Butt dialing, a source of anxiety for anyone with a cellphone, just got more horrifying.
A federal appeals court in Cincinnati ruled yesterday that somebody who accidentally calls somebody else isn't protected by a right to privacy; whatever the person on the other end hears is fair game. Having a mobile device that everyone knows can trigger calls accidentally means you can be snooped on when the gut-wrenching mistake occurs, the panel of judges decided. Having a butt has never been more dangerous.
This is only the second time a court case has used the phrase "butt dial," as far as Eric Goldman, a law professor at Santa Clara University in California who directs the school's High Tech Law Institute, knows. The other case involved a man charged with violating a protective order by leaving a voicemail on a woman's phone that he said was inadvertent. "I can't recall other cases using these unintended calls by accidental operation of human physiology," Goldman said. The issues has also cropped up when people sent faxes to the wrong number. In general, the courts have been more sympathetic to the side that accidentally transmits the information than to the person who listens in. Not this time.
Another surprise in the latest case is the crazy backstory spelled out in the court documents: Two members of the board of the Cincinnati/Northern Kentucky International Airport were in Bologna, Italy, in October 2013, when one of them called Carol Spaw, the assistant to the CEO of the airport, to ask her to book a dinner reservation for them. (Why did they need the assistant in Kentucky to book their dinner in Bologna? Crazy.) After the call, the now ex-chairman of the board, James Huff, put his cellphone in his suit pocket and somehow (we know how) dialed the assistant's office number without knowing it. She said hello several times; the directors didn't hear her. They began talking about replacing her boss.

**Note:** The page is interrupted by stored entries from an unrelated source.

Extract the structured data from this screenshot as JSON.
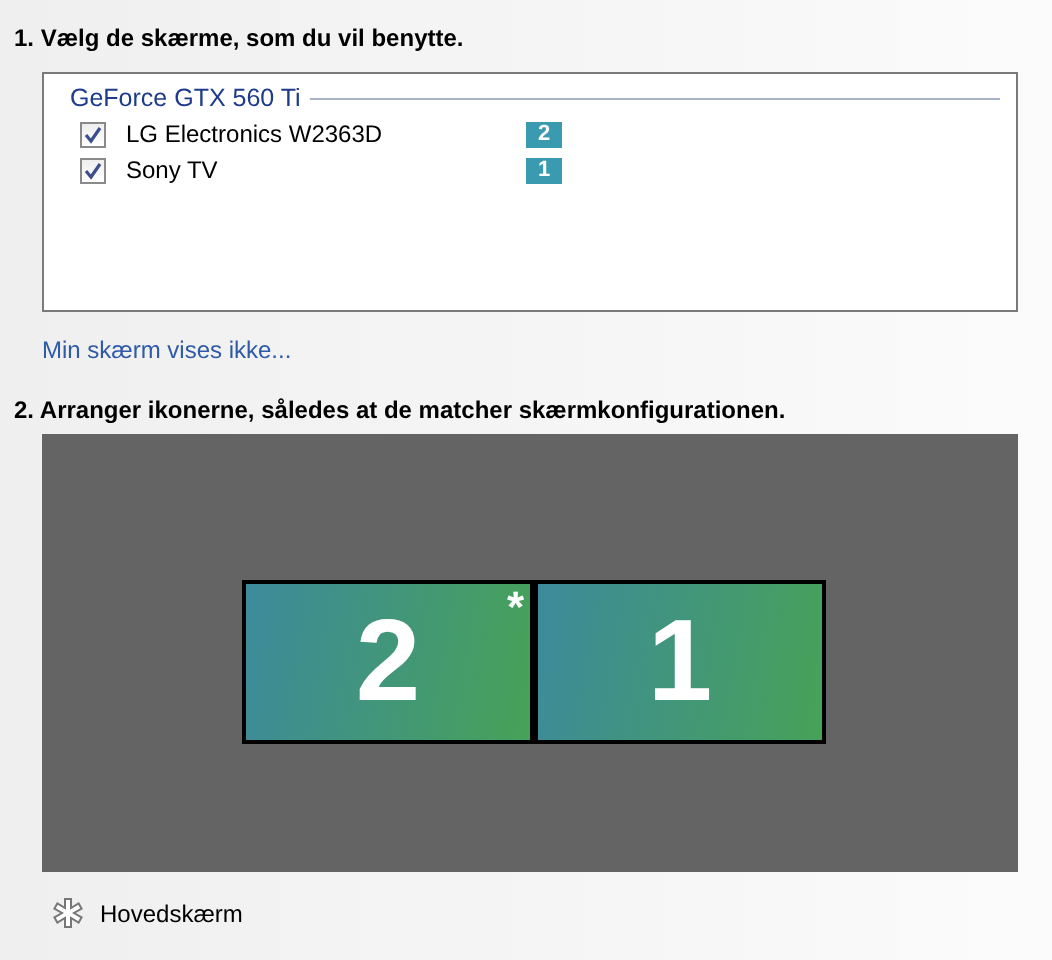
{
  "step1": {
    "heading": "1. Vælg de skærme, som du vil benytte.",
    "group": "GeForce GTX 560 Ti",
    "displays": [
      {
        "name": "LG Electronics W2363D",
        "checked": true,
        "badge": "2"
      },
      {
        "name": "Sony TV",
        "checked": true,
        "badge": "1"
      }
    ],
    "link": "Min skærm vises ikke..."
  },
  "step2": {
    "heading": "2. Arranger ikonerne, således at de matcher skærmkonfigurationen.",
    "primary_mark": "*",
    "monitors": [
      {
        "label": "2",
        "primary": true
      },
      {
        "label": "1",
        "primary": false
      }
    ]
  },
  "legend": {
    "label": "Hovedskærm"
  }
}
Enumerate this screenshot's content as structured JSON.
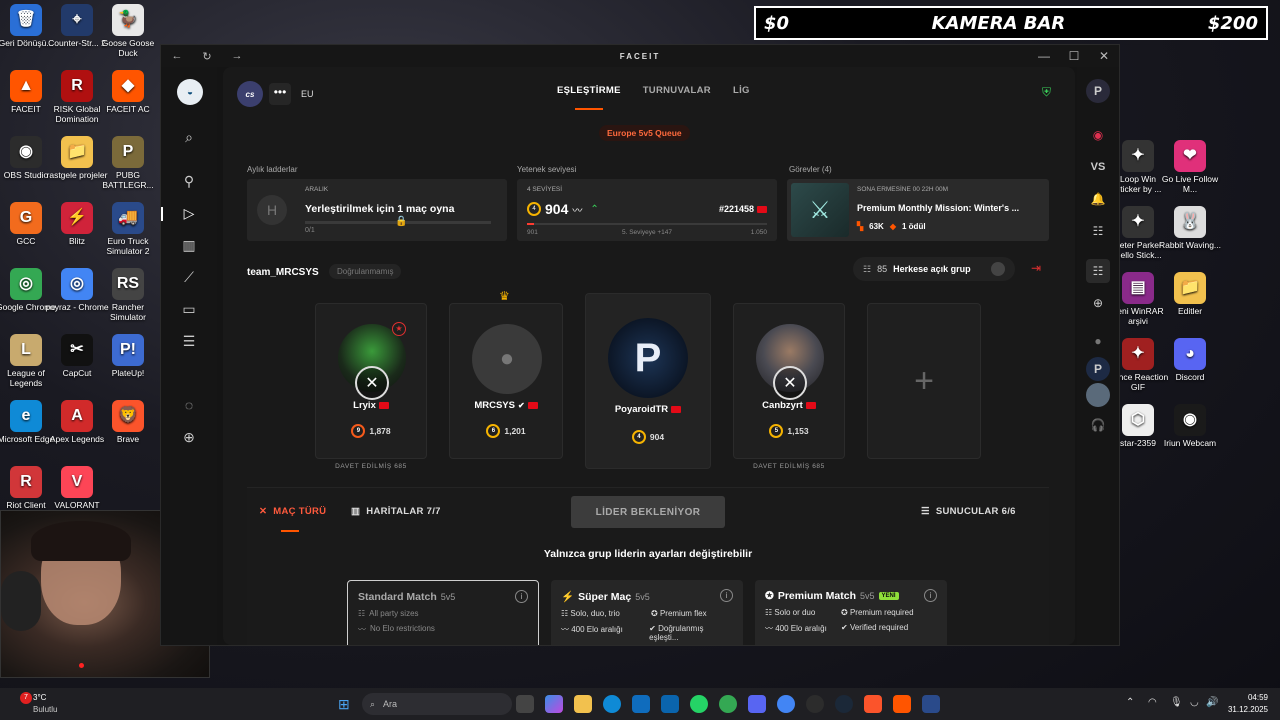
{
  "overlay": {
    "left": "$0",
    "center": "KAMERA BAR",
    "right": "$200"
  },
  "desktop_left": [
    {
      "label": "Geri Dönüşü...",
      "icon": "recycle-bin-icon",
      "glyph": "🗑",
      "color": "#2a6fd6"
    },
    {
      "label": "Counter-Str... 2",
      "icon": "cs2-icon",
      "glyph": "⌖",
      "color": "#223a6a"
    },
    {
      "label": "Goose Goose Duck",
      "icon": "goose-icon",
      "glyph": "🦆",
      "color": "#e8e8e8"
    },
    {
      "label": "FACEIT",
      "icon": "faceit-icon",
      "glyph": "▲",
      "color": "#ff5500"
    },
    {
      "label": "RISK Global Domination",
      "icon": "risk-icon",
      "glyph": "R",
      "color": "#b01010"
    },
    {
      "label": "FACEIT AC",
      "icon": "faceit-ac-icon",
      "glyph": "◆",
      "color": "#ff5500"
    },
    {
      "label": "OBS Studio",
      "icon": "obs-icon",
      "glyph": "◉",
      "color": "#2c2c2c"
    },
    {
      "label": "rastgele projeler",
      "icon": "folder-icon",
      "glyph": "📁",
      "color": "#f2c14e"
    },
    {
      "label": "PUBG BATTLEGR...",
      "icon": "pubg-icon",
      "glyph": "P",
      "color": "#7b6a3a"
    },
    {
      "label": "GCC",
      "icon": "gcc-icon",
      "glyph": "G",
      "color": "#f26b1d"
    },
    {
      "label": "Blitz",
      "icon": "blitz-icon",
      "glyph": "⚡",
      "color": "#d0233a"
    },
    {
      "label": "Euro Truck Simulator 2",
      "icon": "ets2-icon",
      "glyph": "🚚",
      "color": "#2a4a8a"
    },
    {
      "label": "Google Chrome",
      "icon": "chrome-icon",
      "glyph": "◎",
      "color": "#34a853"
    },
    {
      "label": "poyraz - Chrome",
      "icon": "chrome-profile-icon",
      "glyph": "◎",
      "color": "#4285f4"
    },
    {
      "label": "Rancher Simulator",
      "icon": "rancher-icon",
      "glyph": "RS",
      "color": "#444"
    },
    {
      "label": "League of Legends",
      "icon": "lol-icon",
      "glyph": "L",
      "color": "#c8aa6e"
    },
    {
      "label": "CapCut",
      "icon": "capcut-icon",
      "glyph": "✂",
      "color": "#111"
    },
    {
      "label": "PlateUp!",
      "icon": "plateup-icon",
      "glyph": "P!",
      "color": "#3d6bd1"
    },
    {
      "label": "Microsoft Edge",
      "icon": "edge-icon",
      "glyph": "e",
      "color": "#0f8ad6"
    },
    {
      "label": "Apex Legends",
      "icon": "apex-icon",
      "glyph": "A",
      "color": "#d12a2a"
    },
    {
      "label": "Brave",
      "icon": "brave-icon",
      "glyph": "🦁",
      "color": "#fb542b"
    },
    {
      "label": "Riot Client",
      "icon": "riot-icon",
      "glyph": "R",
      "color": "#d13639"
    },
    {
      "label": "VALORANT",
      "icon": "valorant-icon",
      "glyph": "V",
      "color": "#fd4556"
    }
  ],
  "desktop_right": [
    {
      "label": "Loop Win Sticker by ...",
      "icon": "sticker-icon",
      "glyph": "✦",
      "color": "#333"
    },
    {
      "label": "Go Live Follow M...",
      "icon": "follow-icon",
      "glyph": "❤",
      "color": "#e0307a"
    },
    {
      "label": "Peter Parker Hello Stick...",
      "icon": "sticker-icon",
      "glyph": "✦",
      "color": "#333"
    },
    {
      "label": "Rabbit Waving...",
      "icon": "rabbit-icon",
      "glyph": "🐰",
      "color": "#ddd"
    },
    {
      "label": "Yeni WinRAR arşivi",
      "icon": "winrar-icon",
      "glyph": "▤",
      "color": "#8a2a8a"
    },
    {
      "label": "Editler",
      "icon": "folder-icon",
      "glyph": "📁",
      "color": "#f2c14e"
    },
    {
      "label": "Dance Reaction GIF",
      "icon": "gif-icon",
      "glyph": "✦",
      "color": "#a02020"
    },
    {
      "label": "Discord",
      "icon": "discord-icon",
      "glyph": "◕",
      "color": "#5865f2"
    },
    {
      "label": "star-2359",
      "icon": "cube-icon",
      "glyph": "⬡",
      "color": "#eee"
    },
    {
      "label": "Iriun Webcam",
      "icon": "webcam-icon",
      "glyph": "◉",
      "color": "#1a1a1a"
    }
  ],
  "window": {
    "brand": "FACEIT",
    "back": "←",
    "refresh": "↻",
    "forward": "→",
    "minimize": "—",
    "maximize": "☐",
    "close": "✕"
  },
  "topnav": {
    "game": "cs",
    "dots": "•••",
    "region": "EU",
    "tabs": [
      "EŞLEŞTİRME",
      "TURNUVALAR",
      "LİG"
    ],
    "active_tab": "EŞLEŞTİRME"
  },
  "queue": "Europe 5v5 Queue",
  "ladders": {
    "title": "Aylık ladderlar",
    "card_label": "ARALIK",
    "text": "Yerleştirilmek için 1 maç oyna",
    "progress": "0/1"
  },
  "skill": {
    "title": "Yetenek seviyesi",
    "level_label": "4 SEVİYESİ",
    "level": "4",
    "elo": "904",
    "rank": "#221458",
    "min": "901",
    "next": "5. Seviyeye +147",
    "max": "1.050"
  },
  "missions": {
    "title": "Görevler (4)",
    "ends": "SONA ERMESİNE 00 22H 00M",
    "name": "Premium Monthly Mission: Winter's ...",
    "points": "63K",
    "reward": "1 ödül"
  },
  "team": {
    "name": "team_MRCSYS",
    "verify": "Doğrulanmamış",
    "count": "85",
    "party_label": "Herkese açık grup"
  },
  "players": [
    {
      "name": "Lryix",
      "level": "9",
      "elo": "1,878",
      "invited": "DAVET EDİLMİŞ 685"
    },
    {
      "name": "MRCSYS",
      "level": "6",
      "elo": "1,201"
    },
    {
      "name": "PoyaroidTR",
      "level": "4",
      "elo": "904"
    },
    {
      "name": "Canbzyrt",
      "level": "5",
      "elo": "1,153",
      "invited": "DAVET EDİLMİŞ 685"
    }
  ],
  "bottom": {
    "match_type": "MAÇ TÜRÜ",
    "maps": "HARİTALAR 7/7",
    "leader": "LİDER BEKLENİYOR",
    "servers": "SUNUCULAR 6/6",
    "notice": "Yalnızca grup liderin ayarları değiştirebilir"
  },
  "modes": [
    {
      "title": "Standard Match",
      "sub": "5v5",
      "f1": "All party sizes",
      "f2": "No Elo restrictions",
      "f3": "",
      "f4": ""
    },
    {
      "title": "Süper Maç",
      "sub": "5v5",
      "f1": "Solo, duo, trio",
      "f2": "Premium flex",
      "f3": "400 Elo aralığı",
      "f4": "Doğrulanmış eşleşti..."
    },
    {
      "title": "Premium Match",
      "sub": "5v5",
      "badge": "YENİ",
      "f1": "Solo or duo",
      "f2": "Premium required",
      "f3": "400 Elo aralığı",
      "f4": "Verified required"
    }
  ],
  "taskbar": {
    "temp": "3°C",
    "weather": "Bulutlu",
    "search": "Ara",
    "time": "04:59",
    "date": "31.12.2025",
    "notif": "7"
  }
}
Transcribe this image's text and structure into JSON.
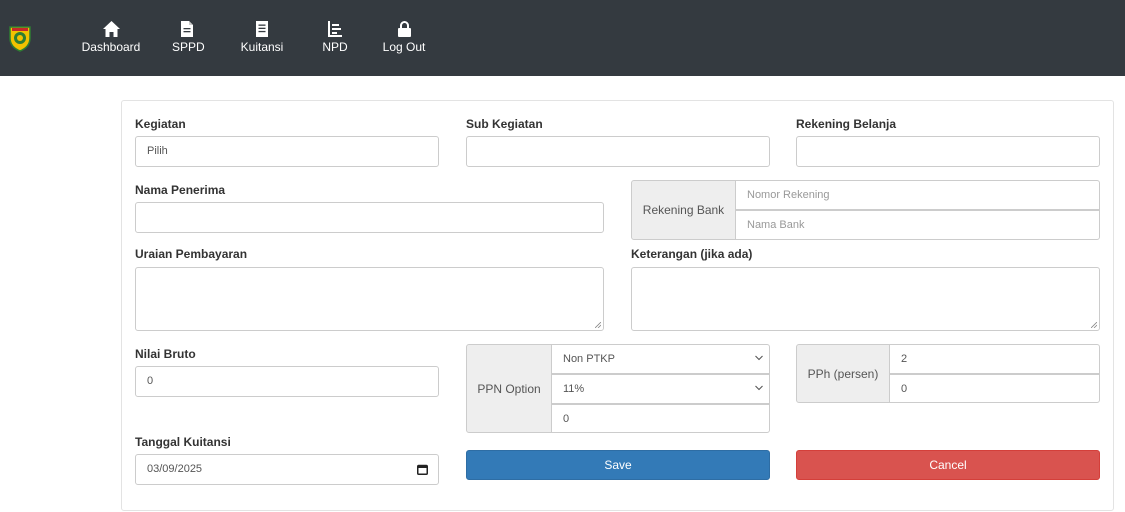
{
  "nav": {
    "items": [
      {
        "label": "Dashboard",
        "icon": "home-icon"
      },
      {
        "label": "SPPD",
        "icon": "document-icon"
      },
      {
        "label": "Kuitansi",
        "icon": "receipt-icon"
      },
      {
        "label": "NPD",
        "icon": "chart-icon"
      },
      {
        "label": "Log Out",
        "icon": "lock-icon"
      }
    ]
  },
  "form": {
    "kegiatan": {
      "label": "Kegiatan",
      "value": "Pilih"
    },
    "sub_kegiatan": {
      "label": "Sub Kegiatan",
      "value": ""
    },
    "rekening_belanja": {
      "label": "Rekening Belanja",
      "value": ""
    },
    "nama_penerima": {
      "label": "Nama Penerima",
      "value": ""
    },
    "rekening_bank": {
      "addon": "Rekening Bank",
      "nomor_placeholder": "Nomor Rekening",
      "nama_placeholder": "Nama Bank"
    },
    "uraian": {
      "label": "Uraian Pembayaran",
      "value": ""
    },
    "keterangan": {
      "label": "Keterangan (jika ada)",
      "value": ""
    },
    "nilai_bruto": {
      "label": "Nilai Bruto",
      "value": "0"
    },
    "ppn": {
      "addon": "PPN Option",
      "option_value": "Non PTKP",
      "rate_value": "11%",
      "amount_value": "0"
    },
    "pph": {
      "addon": "PPh (persen)",
      "rate_value": "2",
      "amount_value": "0"
    },
    "tanggal": {
      "label": "Tanggal Kuitansi",
      "value": "03/09/2025"
    },
    "save_label": "Save",
    "cancel_label": "Cancel"
  },
  "colors": {
    "navbar": "#343a40",
    "save": "#337ab7",
    "cancel": "#d9534f"
  }
}
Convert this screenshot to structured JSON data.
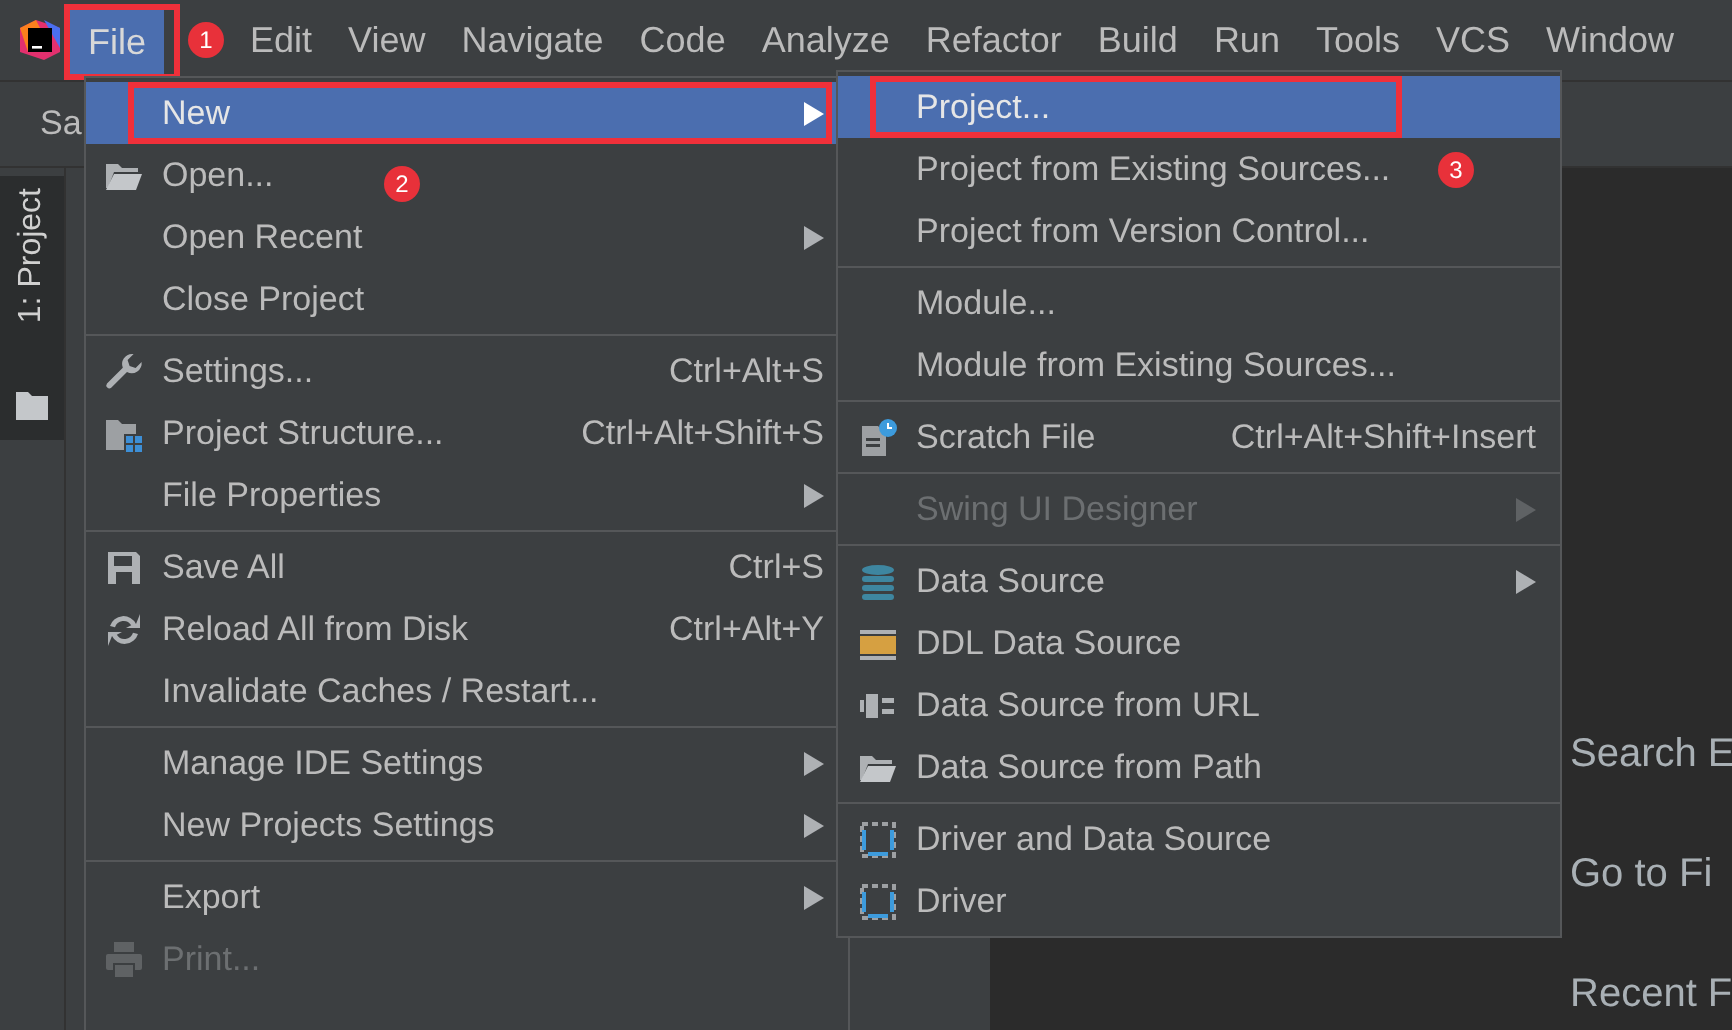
{
  "menubar": {
    "items": [
      {
        "label": "File",
        "selected": true,
        "boxed": true,
        "badge": "1"
      },
      {
        "label": "Edit",
        "selected": false,
        "boxed": false
      },
      {
        "label": "View",
        "selected": false,
        "boxed": false
      },
      {
        "label": "Navigate",
        "selected": false,
        "boxed": false
      },
      {
        "label": "Code",
        "selected": false,
        "boxed": false
      },
      {
        "label": "Analyze",
        "selected": false,
        "boxed": false
      },
      {
        "label": "Refactor",
        "selected": false,
        "boxed": false
      },
      {
        "label": "Build",
        "selected": false,
        "boxed": false
      },
      {
        "label": "Run",
        "selected": false,
        "boxed": false
      },
      {
        "label": "Tools",
        "selected": false,
        "boxed": false
      },
      {
        "label": "VCS",
        "selected": false,
        "boxed": false
      },
      {
        "label": "Window",
        "selected": false,
        "boxed": false
      }
    ]
  },
  "toolbar": {
    "text": "Sa"
  },
  "tool_window_tab": {
    "label": "1: Project"
  },
  "editor": {
    "hints": [
      "Search E",
      "Go to Fi",
      "Recent F"
    ]
  },
  "file_menu": {
    "groups": [
      [
        {
          "label": "New",
          "submenu": true,
          "selected": true,
          "disabled": false,
          "boxed": true,
          "badge": "2"
        },
        {
          "label": "Open...",
          "submenu": false,
          "selected": false,
          "disabled": false,
          "boxed": false
        },
        {
          "label": "Open Recent",
          "submenu": true,
          "selected": false,
          "disabled": false,
          "boxed": false
        },
        {
          "label": "Close Project",
          "submenu": false,
          "selected": false,
          "disabled": false,
          "boxed": false
        }
      ],
      [
        {
          "label": "Settings...",
          "shortcut": "Ctrl+Alt+S",
          "submenu": false,
          "selected": false,
          "disabled": false,
          "boxed": false
        },
        {
          "label": "Project Structure...",
          "shortcut": "Ctrl+Alt+Shift+S",
          "submenu": false,
          "selected": false,
          "disabled": false,
          "boxed": false
        },
        {
          "label": "File Properties",
          "submenu": true,
          "selected": false,
          "disabled": false,
          "boxed": false
        }
      ],
      [
        {
          "label": "Save All",
          "shortcut": "Ctrl+S",
          "submenu": false,
          "selected": false,
          "disabled": false,
          "boxed": false
        },
        {
          "label": "Reload All from Disk",
          "shortcut": "Ctrl+Alt+Y",
          "submenu": false,
          "selected": false,
          "disabled": false,
          "boxed": false
        },
        {
          "label": "Invalidate Caches / Restart...",
          "submenu": false,
          "selected": false,
          "disabled": false,
          "boxed": false
        }
      ],
      [
        {
          "label": "Manage IDE Settings",
          "submenu": true,
          "selected": false,
          "disabled": false,
          "boxed": false
        },
        {
          "label": "New Projects Settings",
          "submenu": true,
          "selected": false,
          "disabled": false,
          "boxed": false
        }
      ],
      [
        {
          "label": "Export",
          "submenu": true,
          "selected": false,
          "disabled": false,
          "boxed": false
        },
        {
          "label": "Print...",
          "submenu": false,
          "selected": false,
          "disabled": true,
          "boxed": false
        }
      ]
    ]
  },
  "new_submenu": {
    "groups": [
      [
        {
          "label": "Project...",
          "submenu": false,
          "selected": true,
          "disabled": false,
          "boxed": true,
          "badge": "3"
        },
        {
          "label": "Project from Existing Sources...",
          "submenu": false,
          "selected": false,
          "disabled": false,
          "boxed": false
        },
        {
          "label": "Project from Version Control...",
          "submenu": false,
          "selected": false,
          "disabled": false,
          "boxed": false
        }
      ],
      [
        {
          "label": "Module...",
          "submenu": false,
          "selected": false,
          "disabled": false,
          "boxed": false
        },
        {
          "label": "Module from Existing Sources...",
          "submenu": false,
          "selected": false,
          "disabled": false,
          "boxed": false
        }
      ],
      [
        {
          "label": "Scratch File",
          "shortcut": "Ctrl+Alt+Shift+Insert",
          "submenu": false,
          "selected": false,
          "disabled": false,
          "boxed": false
        }
      ],
      [
        {
          "label": "Swing UI Designer",
          "submenu": true,
          "selected": false,
          "disabled": true,
          "boxed": false
        }
      ],
      [
        {
          "label": "Data Source",
          "submenu": true,
          "selected": false,
          "disabled": false,
          "boxed": false
        },
        {
          "label": "DDL Data Source",
          "submenu": false,
          "selected": false,
          "disabled": false,
          "boxed": false
        },
        {
          "label": "Data Source from URL",
          "submenu": false,
          "selected": false,
          "disabled": false,
          "boxed": false
        },
        {
          "label": "Data Source from Path",
          "submenu": false,
          "selected": false,
          "disabled": false,
          "boxed": false
        }
      ],
      [
        {
          "label": "Driver and Data Source",
          "submenu": false,
          "selected": false,
          "disabled": false,
          "boxed": false
        },
        {
          "label": "Driver",
          "submenu": false,
          "selected": false,
          "disabled": false,
          "boxed": false
        }
      ]
    ]
  }
}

Enterprising assistant that she is, Spaw put the phone on speaker and proceeded to take meticulous notes on everything the directors said, according to the court records. The call lasted 91 minutes. (91 minutes and this guy didn't check his phone once? Crazy.) Eventually Spaw started recording what they were saying on an iPhone. Toward the end of the call, Huff returned to his hotel room and recapped the conversation about firing the CEO with his wife, Bertha Huff, just in case Spaw didn't hear it clearly the first time. Spaw got the iPhone audio file professionally enhanced, typed up her notes, and shared copies of both media with other members of the board.
The Huffs sued Spaw that year, charging that she had violated a federal wiretap act that makes it illegal to intentionally intercept electronic or oral communications. The district court ruled for Spaw. The Huffs appealed last year. In the appellate decision, Judge Danny Boggs said butt dialing was kind of like accidentally leaving your window uncovered. You aren't legally protected from people looking into your home.
Goldman, the law professor, questions that reasoning. "Leaving your curtains open is a conscious choice," he said. You wake up in the morning and decide to open them or not. "Butt dialing might be in a different category of conscious decisions. But the court sees it as sloppiness," he said.
The Huffs argued that if the court ruled against James, it would be tantamount to exposing all cellphone users to invasions of privacy. The judges weren't moved, Boggs said, since everyone with a cellphone can do really simple things to prevent butt dials, like locking their phone. He kindly provided a link to "Prevent Unwanted Butt Dialing With Smart Pocket Guard," a review of an app that James Huff might have downloaded to prevent the fiasco.
"A person who knowingly operates a device that is capable of inadvertently exposing his conversations to third-party listeners and fails to take simple precautions to prevent such exposure does not have a reasonable expectation of privacy," Boggs wrote.
The judges did say that Bertha, James's wife, had a reasonable expectation to privacy, since she was talking to her husband in their hotel room. The panel sent the case back down to the district court to decide whether Spaw, the assistant, was legally liable for intentionally intercepting Bertha's communications when she turned up the volume, took copious notes, and fetched an iPhone to record the call.